Romanian Musicology
Before launching this new issue, I feel that the title suggested might generate reactions different from what we, the editorial team (all musicologists) originally intended. To avoid the burden of subtitles, here is an attempt at a short explanation. This is meant neither as a description of a historical direction in Romanian musicology, nor as a critical scrutiny of the discipline in a national or even nationalist perspective (useful as these might be). The epithet “Romanian” indicates merely the authors’ origin, not in the least any kind of national content of their research. Three studies written by colleagues born in the sixties or seventies of the past century, exemplifying the sustained efforts of their generation to stay always connected to the current trends of thought in musicology, are simply put together here. Each author proposes a different path, through unique, interesting contributions, thus adding Romanian voices to the world debates on semiotics and narrativity, on the canon or the aesthetic of autonomy.

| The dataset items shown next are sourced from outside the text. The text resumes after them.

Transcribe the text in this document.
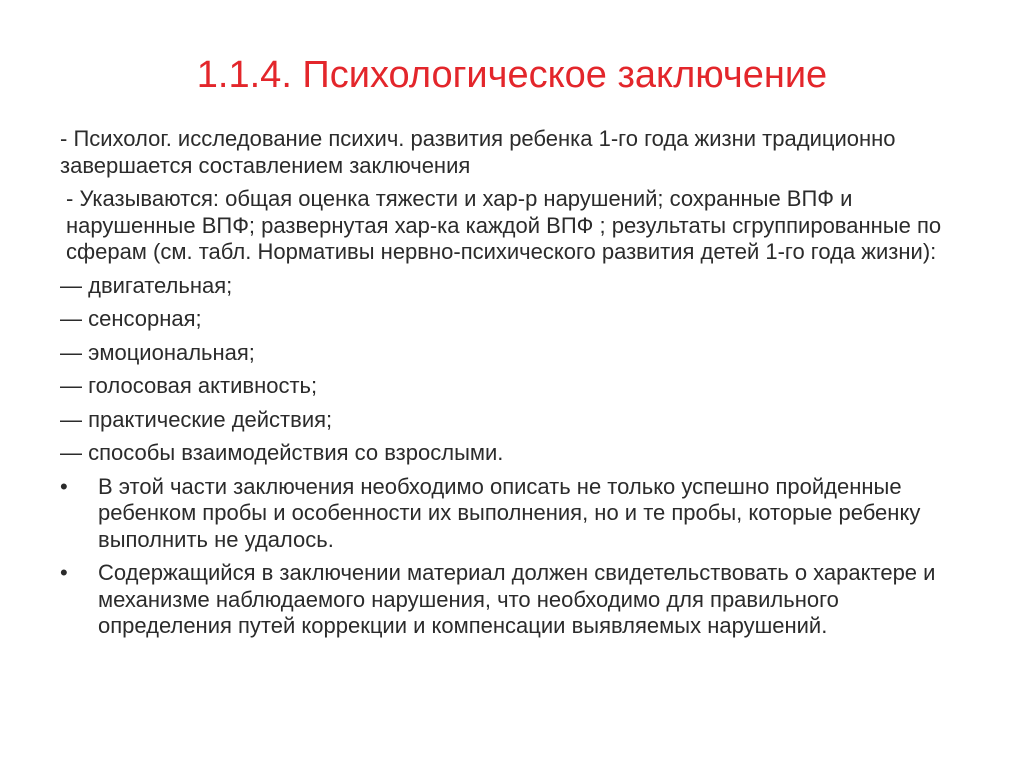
1.1.4. Психологическое заключение
- Психолог. исследование психич. развития ребенка 1-го года жизни традиционно завершается составлением заключения
- Указываются: общая оценка тяжести и хар-р нарушений; сохранные ВПФ и нарушенные ВПФ; развернутая хар-ка каждой ВПФ ; результаты сгруппированные по сферам (см. табл. Нормативы нервно-психического развития детей 1-го года жизни):
— двигательная;
— сенсорная;
— эмоциональная;
— голосовая активность;
— практические действия;
— способы взаимодействия со взрослыми.
• В этой части заключения необходимо описать не только успешно пройденные ребенком пробы и особенности их выполнения, но и те пробы, которые ребенку выполнить не удалось.
• Содержащийся в заключении материал должен свидетельствовать о характере и механизме наблюдаемого нарушения, что необходимо для правильного определения путей коррекции и компенсации выявляемых нарушений.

The three studies demonstrate the viability of a number of nineteenth- and twentieth-century concepts in the different manners of understanding musical creation. Nowadays, as Antigona Rădulescu shows, a complex musical analysis places narrativity in the foreground, taking over musical and linguistic models from Hugo Riemann, Heinrich Plett and Dinu Ciocan (among others), and this type of musical analysis shows its usefulness not only for theorists, but also in the art of musical performance. Oleg Garaz allows himself to be seduced by Harold Bloom’s lists in the configuration of the Western canon, transplanting them into his luxurious vision of music. And Monica Gurău-Mihalache remains one of the few Romanian musicians who have done in-depth studies of Eduard Hanslick’s writings, showing us the enormous potential that the debate on autonomy and formalism in musical aesthetics still has.
To these contributions, we add a portrait of Helmut Loos, in the guise of the Laudatio pages I had the honour to write on the German musicologist’s being awarded the title of Doctor Honoris Causa by NUMB. In its turn, the book review brought to us by Florinela Popa foregrounds a musicologist who has been the leader of Romanian musical historiography for decades: Octavian Lazăr Cosma.
All these are just a few puzzle pieces in a whole which deserves to be made known, even if it may never come out of unspectacular research: Romanian musicology. Meanwhile, we promise other such episodes to follow.